It is easy to become overwhelmed by the numbers when examining Dundee United's recent performances, but perhaps the story behind the statistics is even more enlightening.
For an hour of this game, Jackie McNamara's side toiled. They were ponderous in possession, struggled to find space and were unable to create chances as the howling wind and driving rain caused passes to skid away and misjudgements to be made. Worse still, they were playing against a Kilmarnock side with just 10 men after the 22nd-minute dismissal of Rueben Gabriel. Then they scored and the entire narrative was irrevocably altered. Suddenly Allan Johnston's side, who had put so much into that opening hour and were arguably the more impressive of the two teams, were swept aside. "Patience was key," said McNamara. "I was always confident of scoring because they keep going until the final whistle."
The contest, though, was shaped by another whistle midway through the opening half. Gabriel had been booked after 18 minutes after a desperate lunge halted Stuart Armstrong, but the Nigerian then tugged the Dundee United player back four minutes later and Euan Norris again brandished yellow, followed by a red. It was a moment of crassness and the lack of reaction on the home bench and the midfielder's jersey-over-head trudge towards the tunnel spoke of such stupidity. "The first booking was harsh, but the referee seemed quick to get cards out to book our players," said Johnston, who had no complaints about the second caution.
That Norris booked three further Rugby Park players in the first half alone was indicative of his penal approach, but it would be unjust to suggest Kilmarnock were overly robust in their attempts to halt United. Indeed, on the rare occasions they retained possession they played pleasingly if without any real penetration in the final third. A Jackson Irvine overhead kick was the only time Radoslaw Cierzniak was truly troubled in the first half, and the keeper had little to do in the second either until Kris Boyd's late header from Rory McKeown's cross soiled his clean sheet.
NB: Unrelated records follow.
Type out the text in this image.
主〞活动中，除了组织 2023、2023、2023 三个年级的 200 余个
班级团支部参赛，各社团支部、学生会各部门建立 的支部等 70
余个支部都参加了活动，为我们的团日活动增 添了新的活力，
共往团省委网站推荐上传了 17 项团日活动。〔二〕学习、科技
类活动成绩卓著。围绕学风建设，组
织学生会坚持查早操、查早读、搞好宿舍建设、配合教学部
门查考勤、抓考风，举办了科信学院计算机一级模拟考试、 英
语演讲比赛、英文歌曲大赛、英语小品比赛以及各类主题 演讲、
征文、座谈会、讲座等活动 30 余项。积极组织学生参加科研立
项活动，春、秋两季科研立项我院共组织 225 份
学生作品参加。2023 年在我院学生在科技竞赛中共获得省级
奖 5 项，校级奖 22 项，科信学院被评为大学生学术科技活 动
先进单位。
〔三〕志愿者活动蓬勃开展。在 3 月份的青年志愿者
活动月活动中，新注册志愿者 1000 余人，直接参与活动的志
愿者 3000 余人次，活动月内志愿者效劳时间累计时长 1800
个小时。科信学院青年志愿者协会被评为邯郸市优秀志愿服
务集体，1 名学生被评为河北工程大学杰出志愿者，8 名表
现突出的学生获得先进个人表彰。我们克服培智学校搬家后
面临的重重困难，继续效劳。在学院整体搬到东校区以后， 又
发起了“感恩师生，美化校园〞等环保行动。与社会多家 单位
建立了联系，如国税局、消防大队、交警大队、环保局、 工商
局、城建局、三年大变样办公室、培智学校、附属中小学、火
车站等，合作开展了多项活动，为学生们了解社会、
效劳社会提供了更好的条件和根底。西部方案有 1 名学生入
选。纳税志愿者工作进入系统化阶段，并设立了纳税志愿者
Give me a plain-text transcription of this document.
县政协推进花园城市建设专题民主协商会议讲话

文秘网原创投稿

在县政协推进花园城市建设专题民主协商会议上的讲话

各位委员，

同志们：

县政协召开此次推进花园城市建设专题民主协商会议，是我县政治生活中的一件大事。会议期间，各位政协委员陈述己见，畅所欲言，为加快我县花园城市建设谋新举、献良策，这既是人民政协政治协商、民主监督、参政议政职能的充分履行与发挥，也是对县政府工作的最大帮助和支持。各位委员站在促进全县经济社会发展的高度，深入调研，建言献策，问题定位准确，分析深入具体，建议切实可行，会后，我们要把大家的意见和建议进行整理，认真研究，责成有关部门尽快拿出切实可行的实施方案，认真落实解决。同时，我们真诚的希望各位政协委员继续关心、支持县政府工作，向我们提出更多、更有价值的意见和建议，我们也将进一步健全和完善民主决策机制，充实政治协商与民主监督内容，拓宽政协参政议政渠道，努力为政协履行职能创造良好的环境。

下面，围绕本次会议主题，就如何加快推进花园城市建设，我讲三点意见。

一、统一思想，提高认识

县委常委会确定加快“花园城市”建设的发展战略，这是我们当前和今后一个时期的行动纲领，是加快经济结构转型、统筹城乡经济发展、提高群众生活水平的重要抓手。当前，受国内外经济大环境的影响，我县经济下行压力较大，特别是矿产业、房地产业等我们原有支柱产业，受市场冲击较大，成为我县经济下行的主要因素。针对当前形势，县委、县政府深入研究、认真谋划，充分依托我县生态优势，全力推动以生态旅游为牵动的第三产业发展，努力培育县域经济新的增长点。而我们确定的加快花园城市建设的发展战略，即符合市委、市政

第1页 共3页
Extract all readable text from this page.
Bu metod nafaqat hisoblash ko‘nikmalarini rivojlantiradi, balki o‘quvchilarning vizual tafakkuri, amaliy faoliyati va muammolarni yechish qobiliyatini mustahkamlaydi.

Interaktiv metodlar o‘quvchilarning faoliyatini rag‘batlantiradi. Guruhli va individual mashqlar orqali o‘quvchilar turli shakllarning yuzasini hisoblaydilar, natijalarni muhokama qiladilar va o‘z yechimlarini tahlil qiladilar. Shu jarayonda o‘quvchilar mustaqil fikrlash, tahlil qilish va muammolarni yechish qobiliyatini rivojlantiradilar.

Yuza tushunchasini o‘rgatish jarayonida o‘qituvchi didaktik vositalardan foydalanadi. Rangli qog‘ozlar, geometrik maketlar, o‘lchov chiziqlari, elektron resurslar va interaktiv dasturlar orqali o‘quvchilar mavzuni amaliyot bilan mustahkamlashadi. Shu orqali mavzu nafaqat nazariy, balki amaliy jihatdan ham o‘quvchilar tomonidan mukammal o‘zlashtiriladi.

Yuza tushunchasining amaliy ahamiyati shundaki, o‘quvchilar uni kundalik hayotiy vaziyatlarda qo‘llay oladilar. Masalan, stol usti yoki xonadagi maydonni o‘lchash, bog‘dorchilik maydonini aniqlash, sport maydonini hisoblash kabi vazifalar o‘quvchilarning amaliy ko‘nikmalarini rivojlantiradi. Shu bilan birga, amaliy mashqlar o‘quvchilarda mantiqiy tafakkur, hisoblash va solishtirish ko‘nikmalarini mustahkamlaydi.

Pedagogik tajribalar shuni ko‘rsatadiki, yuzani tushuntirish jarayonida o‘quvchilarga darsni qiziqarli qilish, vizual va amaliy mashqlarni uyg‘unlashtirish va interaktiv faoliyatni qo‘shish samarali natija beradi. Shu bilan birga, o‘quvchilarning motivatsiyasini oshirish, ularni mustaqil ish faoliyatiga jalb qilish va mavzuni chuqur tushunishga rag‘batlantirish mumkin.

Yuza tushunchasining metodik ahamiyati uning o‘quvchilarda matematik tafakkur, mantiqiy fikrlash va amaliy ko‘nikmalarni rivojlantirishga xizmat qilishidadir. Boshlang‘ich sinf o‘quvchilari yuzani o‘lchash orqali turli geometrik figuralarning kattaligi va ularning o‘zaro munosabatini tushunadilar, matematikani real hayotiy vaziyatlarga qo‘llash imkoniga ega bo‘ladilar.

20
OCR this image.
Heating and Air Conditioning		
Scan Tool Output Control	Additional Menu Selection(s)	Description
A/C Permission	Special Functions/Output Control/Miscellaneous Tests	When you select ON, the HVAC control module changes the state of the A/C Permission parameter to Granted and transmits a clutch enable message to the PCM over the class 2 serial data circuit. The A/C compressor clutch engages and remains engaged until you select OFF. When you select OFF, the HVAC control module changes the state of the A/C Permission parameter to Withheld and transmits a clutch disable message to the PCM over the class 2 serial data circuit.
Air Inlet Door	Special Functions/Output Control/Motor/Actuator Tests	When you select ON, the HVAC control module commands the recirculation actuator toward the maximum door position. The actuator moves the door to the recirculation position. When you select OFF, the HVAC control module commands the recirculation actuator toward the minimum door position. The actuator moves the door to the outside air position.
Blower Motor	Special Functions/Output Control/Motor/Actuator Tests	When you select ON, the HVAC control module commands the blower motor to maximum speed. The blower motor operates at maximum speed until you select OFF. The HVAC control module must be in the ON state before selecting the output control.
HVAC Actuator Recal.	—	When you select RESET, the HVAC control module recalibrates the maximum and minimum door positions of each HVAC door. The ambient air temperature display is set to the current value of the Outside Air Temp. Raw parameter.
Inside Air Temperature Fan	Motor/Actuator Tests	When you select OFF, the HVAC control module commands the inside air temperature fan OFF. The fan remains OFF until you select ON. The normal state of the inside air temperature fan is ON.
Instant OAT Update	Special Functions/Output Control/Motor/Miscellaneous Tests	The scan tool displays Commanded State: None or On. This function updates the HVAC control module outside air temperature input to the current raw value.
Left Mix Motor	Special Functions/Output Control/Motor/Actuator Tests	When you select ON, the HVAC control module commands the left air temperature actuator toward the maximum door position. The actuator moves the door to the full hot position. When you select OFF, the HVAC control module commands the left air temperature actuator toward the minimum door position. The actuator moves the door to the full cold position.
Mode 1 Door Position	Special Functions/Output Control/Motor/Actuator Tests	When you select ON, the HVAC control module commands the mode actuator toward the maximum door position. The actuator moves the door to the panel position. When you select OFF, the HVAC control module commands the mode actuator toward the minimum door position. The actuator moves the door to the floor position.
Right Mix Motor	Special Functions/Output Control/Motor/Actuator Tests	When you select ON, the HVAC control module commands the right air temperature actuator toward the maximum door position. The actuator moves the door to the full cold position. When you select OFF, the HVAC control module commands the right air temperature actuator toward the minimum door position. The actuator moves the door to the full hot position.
Still, the meanest defence in the league could ultimately afford to be blasé about the concession. The excessive deliberation that characterised United's play in the opening half was replaced in the final half hour by the coruscating attacking that has drawn them so many admirers. Craig Samson, who thwarted Brian Graham, Stuart Armstrong and Andy Robertson in the first half, could do little when United finally seized the initiative with a splendidly simple goal. Graham took a long pass on his chest 20 yards from goal, spun and released the advancing Armstrong, whose early low cross was rattled high into the net at the back post by Keith Watson. In the space of a few seconds, an hour of diligent work by Kilmarnock was spoiled. "We had restricted them to very few chances, but we switched off for the goal," said a rueful Johnston.
That gave United the impetus and - as they did to Hearts last weekend and the Rugby Park club the weekend before in the Scottish Cup - they found another gear in the final 20 minutes to burnish the scoreline. The points were secured when Armstrong gathered possession on the left and drove into the area, bamboozling two defenders before wriggling clear and sliding a composed finish underneath Samson. Then, a couple of minutes later, the midfielder took advantage when Sean Clohessy dawdled to burst into the box and, although his shot was saved, Ryan Gauld was on hand to convert the rebound.
That was punishment enough, and more than Kilmarnock deserved, but United had a record to maintain and would not be denied. Robertson challenged Samson for a cross and, although the goalkeeper punched away, Goodwillie alighted on the loose ball and rammed a shot low into far corner. "I don't think there were four goals in it," Johnson said. But the way United are playing just now, there are always four goals in it.